Ich habe die gute alte Sperrmüllzeitung wieder für mich entdeckt oder wie es neuerdings heißt quoka. Ist zwar "nur" zum sofort verkaufen, aber es geht schneller und ohne Gebühren. Ich hatte einen P4 reingesetzt und 5 Minuten später gleich einen Anruf erhalten. Heute kommen noch zwei vorbei und mehr als die Hälft von meinem Zeug das ich rein gesetzt habe ich, ist innerhalb von 3 Tagen verkauft. Vielleicht nicht mit dem Gewinn wie bei ebay, aber ohne die Gebühren und imho schneller.
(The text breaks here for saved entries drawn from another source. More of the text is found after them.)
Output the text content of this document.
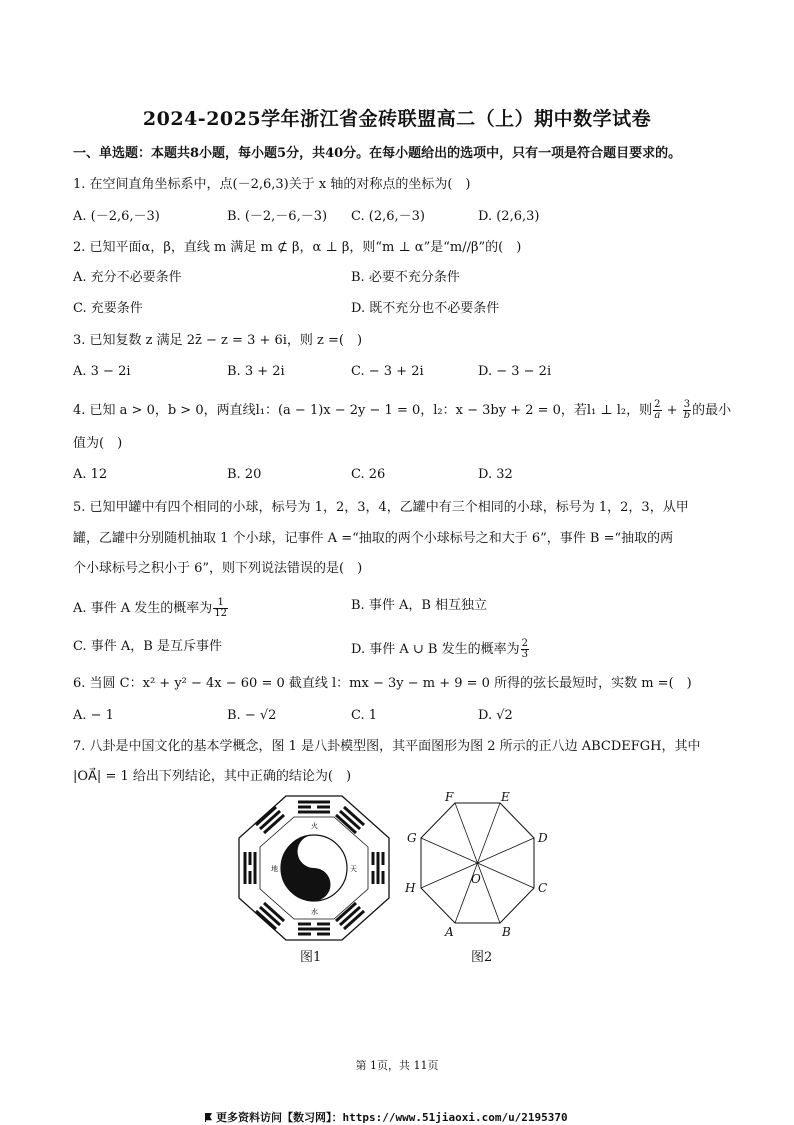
2024-2025学年浙江省金砖联盟高二（上）期中数学试卷
一、单选题：本题共8小题，每小题5分，共40分。在每小题给出的选项中，只有一项是符合题目要求的。
1. 在空间直角坐标系中，点(－2,6,3)关于 x 轴的对称点的坐标为(　)
A. (－2,6,－3)	B. (－2,－6,－3) C. (2,6,－3)	D. (2,6,3)
2. 已知平面α，β，直线 m 满足 m ⊄ β，α ⊥ β，则“m ⊥ α”是“m//β”的(　)
A. 充分不必要条件	B. 必要不充分条件
C. 充要条件	D. 既不充分也不必要条件
3. 已知复数 z 满足 2z̄ − z = 3 + 6i，则 z =(　)
A. 3 − 2i	B. 3 + 2i	C. − 3 + 2i	D. − 3 − 2i
4. 已知 a > 0，b > 0，两直线l₁：(a − 1)x − 2y − 1 = 0，l₂：x − 3by + 2 = 0，若l₁ ⊥ l₂，则 $\frac{2}{a} + \frac{3}{b}$ 的最小
值为(　)
A. 12	B. 20	C. 26	D. 32
5. 已知甲罐中有四个相同的小球，标号为 1，2，3，4，乙罐中有三个相同的小球，标号为 1，2，3，从甲
罐，乙罐中分别随机抽取 1 个小球，记事件 A =“抽取的两个小球标号之和大于 6”，事件 B =“抽取的两
个小球标号之积小于 6”，则下列说法错误的是(　)
A. 事件 A 发生的概率为 $\frac{1}{12}$	B. 事件 A，B 相互独立
C. 事件 A，B 是互斥事件	D. 事件 A ∪ B 发生的概率为 $\frac{2}{3}$
6. 当圆 C：x² + y² − 4x − 60 = 0 截直线 l：mx − 3y − m + 9 = 0 所得的弦长最短时，实数 m =(　)
A. − 1	B. − √2	C. 1	D. √2
7. 八卦是中国文化的基本学概念，图 1 是八卦模型图，其平面图形为图 2 所示的正八边 ABCDEFGH，其中
|OA⃗| = 1 给出下列结论，其中正确的结论为(　)
火
水
天
地
图1
A	B
C
D
E
F
G
H
O
图2
第 1页，共 11页
更多资料访问【数习网】：https://www.51jiaoxi.com/u/2195370
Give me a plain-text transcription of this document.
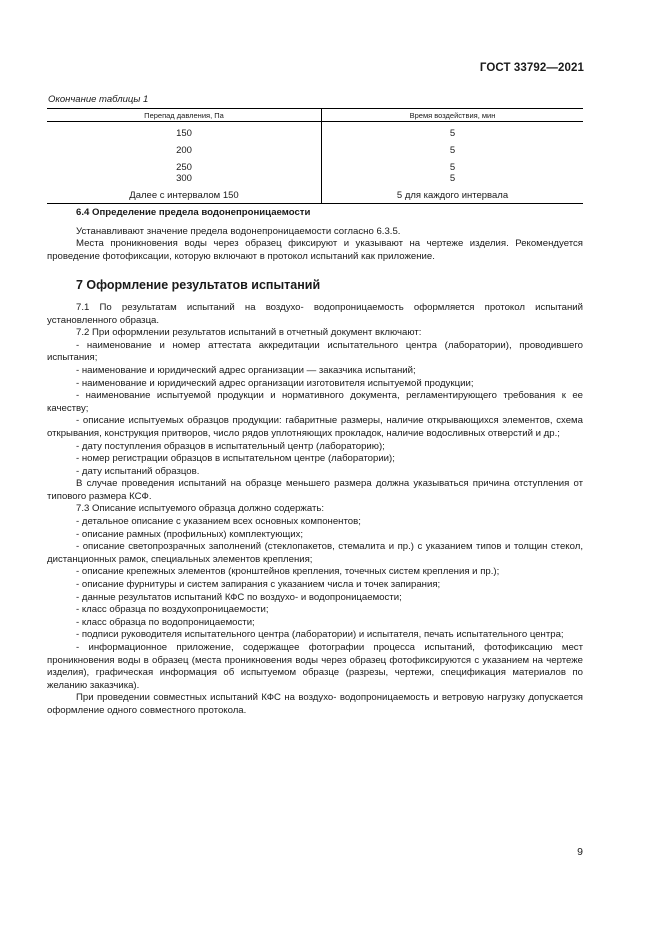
ГОСТ 33792—2021
Окончание таблицы 1
Перепад давления, Па	Время воздействия, мин
150	5
200	5
250	5
300	5
Далее с интервалом 150	5 для каждого интервала

6.4 Определение предела водонепроницаемости

Устанавливают значение предела водонепроницаемости согласно 6.3.5.

Места проникновения воды через образец фиксируют и указывают на чертеже изделия. Рекомендуется проведение фотофиксации, которую включают в протокол испытаний как приложение.

7 Оформление результатов испытаний

7.1 По результатам испытаний на воздухо- водопроницаемость оформляется протокол испытаний установленного образца.

7.2 При оформлении результатов испытаний в отчетный документ включают:

- наименование и номер аттестата аккредитации испытательного центра (лаборатории), проводившего испытания;

- наименование и юридический адрес организации — заказчика испытаний;

- наименование и юридический адрес организации изготовителя испытуемой продукции;

- наименование испытуемой продукции и нормативного документа, регламентирующего требования к ее качеству;

- описание испытуемых образцов продукции: габаритные размеры, наличие открывающихся элементов, схема открывания, конструкция притворов, число рядов уплотняющих прокладок, наличие водосливных отверстий и др.;

- дату поступления образцов в испытательный центр (лабораторию);

- номер регистрации образцов в испытательном центре (лаборатории);

- дату испытаний образцов.

В случае проведения испытаний на образце меньшего размера должна указываться причина отступления от типового размера КСФ.

7.3 Описание испытуемого образца должно содержать:

- детальное описание с указанием всех основных компонентов;

- описание рамных (профильных) комплектующих;

- описание светопрозрачных заполнений (стеклопакетов, стемалита и пр.) с указанием типов и толщин стекол, дистанционных рамок, специальных элементов крепления;

- описание крепежных элементов (кронштейнов крепления, точечных систем крепления и пр.);

- описание фурнитуры и систем запирания с указанием числа и точек запирания;

- данные результатов испытаний КФС по воздухо- и водопроницаемости;

- класс образца по воздухопроницаемости;

- класс образца по водопроницаемости;

- подписи руководителя испытательного центра (лаборатории) и испытателя, печать испытательного центра;

- информационное приложение, содержащее фотографии процесса испытаний, фотофиксацию мест проникновения воды в образец (места проникновения воды через образец фотофиксируются с указанием на чертеже изделия), графическая информация об испытуемом образце (разрезы, чертежи, спецификация материалов по желанию заказчика).

При проведении совместных испытаний КФС на воздухо- водопроницаемость и ветровую нагрузку допускается оформление одного совместного протокола.

9
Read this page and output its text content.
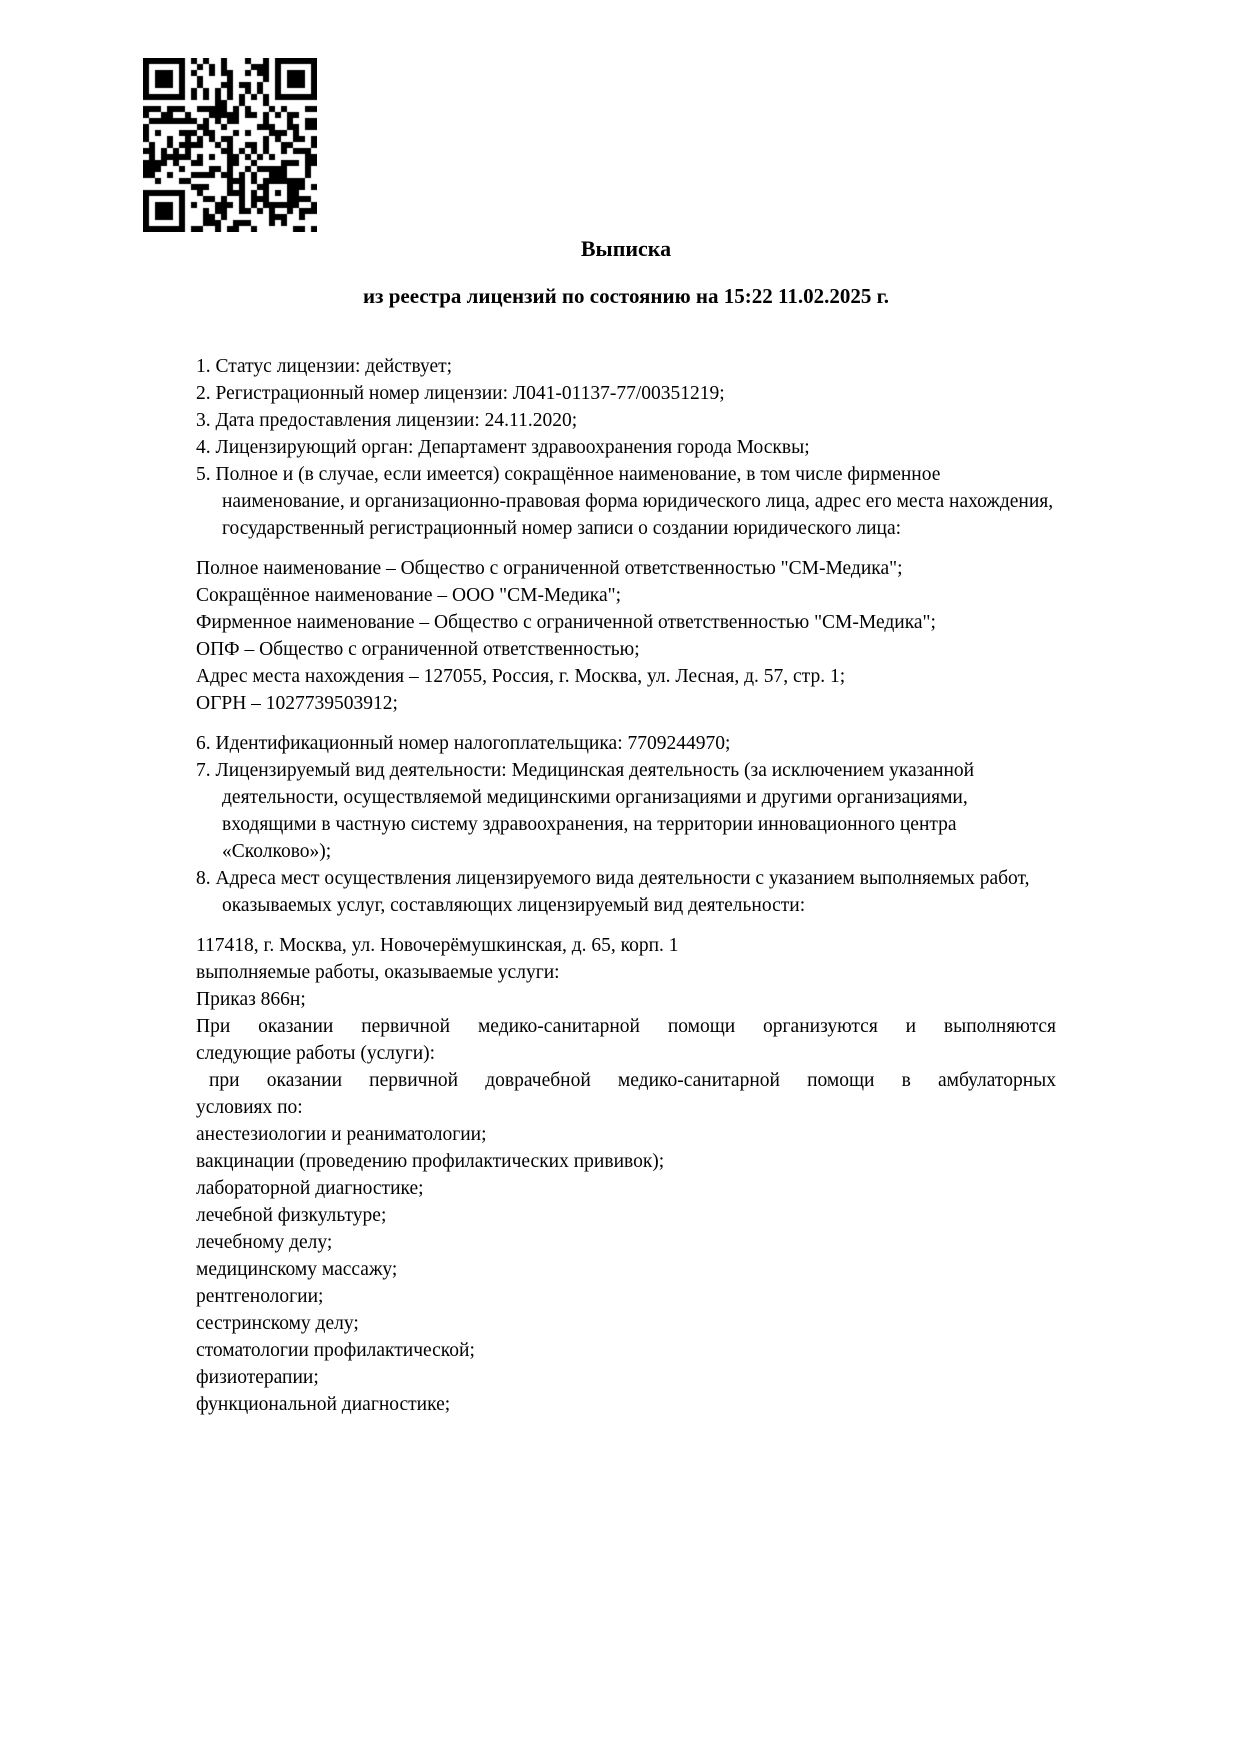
Выписка
из реестра лицензий по состоянию на 15:22 11.02.2025 г.

1. Статус лицензии: действует;

2. Регистрационный номер лицензии: Л041-01137-77/00351219;

3. Дата предоставления лицензии: 24.11.2020;

4. Лицензирующий орган: Департамент здравоохранения города Москвы;

5. Полное и (в случае, если имеется) сокращённое наименование, в том числе фирменное наименование, и организационно-правовая форма юридического лица, адрес его места нахождения, государственный регистрационный номер записи о создании юридического лица:

Полное наименование – Общество с ограниченной ответственностью "СМ-Медика";

Сокращённое наименование – ООО "СМ-Медика";

Фирменное наименование – Общество с ограниченной ответственностью "СМ-Медика";

ОПФ – Общество с ограниченной ответственностью;

Адрес места нахождения – 127055, Россия, г. Москва, ул. Лесная, д. 57, стр. 1;

ОГРН – 1027739503912;

6. Идентификационный номер налогоплательщика: 7709244970;

7. Лицензируемый вид деятельности: Медицинская деятельность (за исключением указанной деятельности, осуществляемой медицинскими организациями и другими организациями, входящими в частную систему здравоохранения, на территории инновационного центра «Сколково»);

8. Адреса мест осуществления лицензируемого вида деятельности с указанием выполняемых работ, оказываемых услуг, составляющих лицензируемый вид деятельности:

117418, г. Москва, ул. Новочерёмушкинская, д. 65, корп. 1

выполняемые работы, оказываемые услуги:

Приказ 866н;

При оказании первичной медико-санитарной помощи организуются и выполняются

следующие работы (услуги):

при оказании первичной доврачебной медико-санитарной помощи в амбулаторных

условиях по:

анестезиологии и реаниматологии;

вакцинации (проведению профилактических прививок);

лабораторной диагностике;

лечебной физкультуре;

лечебному делу;

медицинскому массажу;

рентгенологии;

сестринскому делу;

стоматологии профилактической;

физиотерапии;

функциональной диагностике;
Nachtrag: Im übrigen halte ich die Änderung bei den Versandkosten für vollkommen gerechtfertigt und gut. Und wem das nicht passt, der soll halt woanders hin gehen.
 
@candamir: Du Südhesse. kommen aus Darmstadt?
 
hehe,wer das wohl länger durchhält?
milliarden unternehmer ebay, oder paar k € im jahr verkäufer.